Julius Curry

No. 26
- Position:: Strong safety, Punt returner

Personal information
- Born:: May 17, 1979 (age 45) Detroit, Michigan, U.S.
- Height:: 6 ft 0 in (1.83 m)
- Weight:: 195 lb (88 kg)

Career information
- College:: Michigan
- Undrafted:: 2003

Career history
- Chicago Bears (2003)*; Detroit Lions (2003); Green Bay Packers (2004–2005)*;
- * Offseason and/or practice squad member only

Career college statistics
- Punt return yards:: 522
- Tackles:: 100
- Interception return yards:: 116
- Stats at Pro Football Reference

= Julius Curry =

American football player (born 1979)

Julius Justin Curry (born May 17, 1979) is an American former professional football player who was a defensive back for the Detroit Lions of the National Football League (NFL). He played college football as a strong safety and punt returner for the Michigan Wolverines from 1999 to 2002. He played in the NFL for the Lions, Chicago Bears, and Green Bay Packers.

==University of Michigan==
Born in Detroit, Michigan, Curry played college football at the University of Michigan from 1999 to 2002. He was a strong safety and punt returner for the Wolverines. In his college football career, he gained 522 yards on 48 punt returns for an average of 10.9 yards per return. He also accumulated 100 tackles, four interceptions, three fumble recoveries and seven pass break-ups.

In the 2000 game against Ohio State, Curry intercepted a pass and returned it 50 yards for a touchdown to help Michigan beat the Buckeyes, 38-26.

In the 2001 Florida Citrus Bowl, Curry had a key interception to help Michigan to a 31-28 victory over Auburn. With the score tied 14-14 and Auburn driving deep in Michigan territory, Curry intercepted a Ken Leard pass at the Michigan 15-yard line and returned it 39 yards to the Auburn 46-yard line. Anthony Thomas scored a touchdown six plays later to give Michigan a 21-14 lead at halftime.

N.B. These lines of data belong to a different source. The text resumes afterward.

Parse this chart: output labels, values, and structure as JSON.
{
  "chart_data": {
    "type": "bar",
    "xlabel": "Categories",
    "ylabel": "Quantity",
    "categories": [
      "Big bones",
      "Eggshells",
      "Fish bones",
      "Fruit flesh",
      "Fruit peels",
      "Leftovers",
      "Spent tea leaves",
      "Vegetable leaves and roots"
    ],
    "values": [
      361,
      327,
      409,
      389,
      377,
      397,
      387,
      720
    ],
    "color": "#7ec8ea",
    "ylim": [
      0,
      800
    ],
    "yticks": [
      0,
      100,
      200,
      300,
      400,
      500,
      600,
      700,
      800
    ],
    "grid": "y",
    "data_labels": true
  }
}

As a junior, Curry had 97 return yards on four punts and a kickoff in an early season game against Washington. He missed the final seven games of the 2001 season with nerve damage to his right shoulder.

As a senior, Curry had the best game of his career in a 10-7 win over Utah. In the Utah game, Curry intercepted two passes and returned 8 punts for a career-best 105 yards. Curry's final game for Michigan was a 38-30 win over Florida in the 2003 Outback Bowl; Curry had eight tackles and a pass break-up in the game.

==Professional football==
After being released by the Chicago Bears during the 2003 preseason, Curry joined the Detroit Lions. He appeared in three games and was credited with two tackles for the Lions. Curry would spend the 2004 and 2005 seasons on the Green Bay Packers' practice squad and offseason roster.

==NASCAR==
In 2006, Curry formed Curry Racing, Inc., to compete in the NASCAR Craftsman Truck Series; Curry Racing was the first Truck Series team to feature sole African-American ownership. However, the team would not run a race.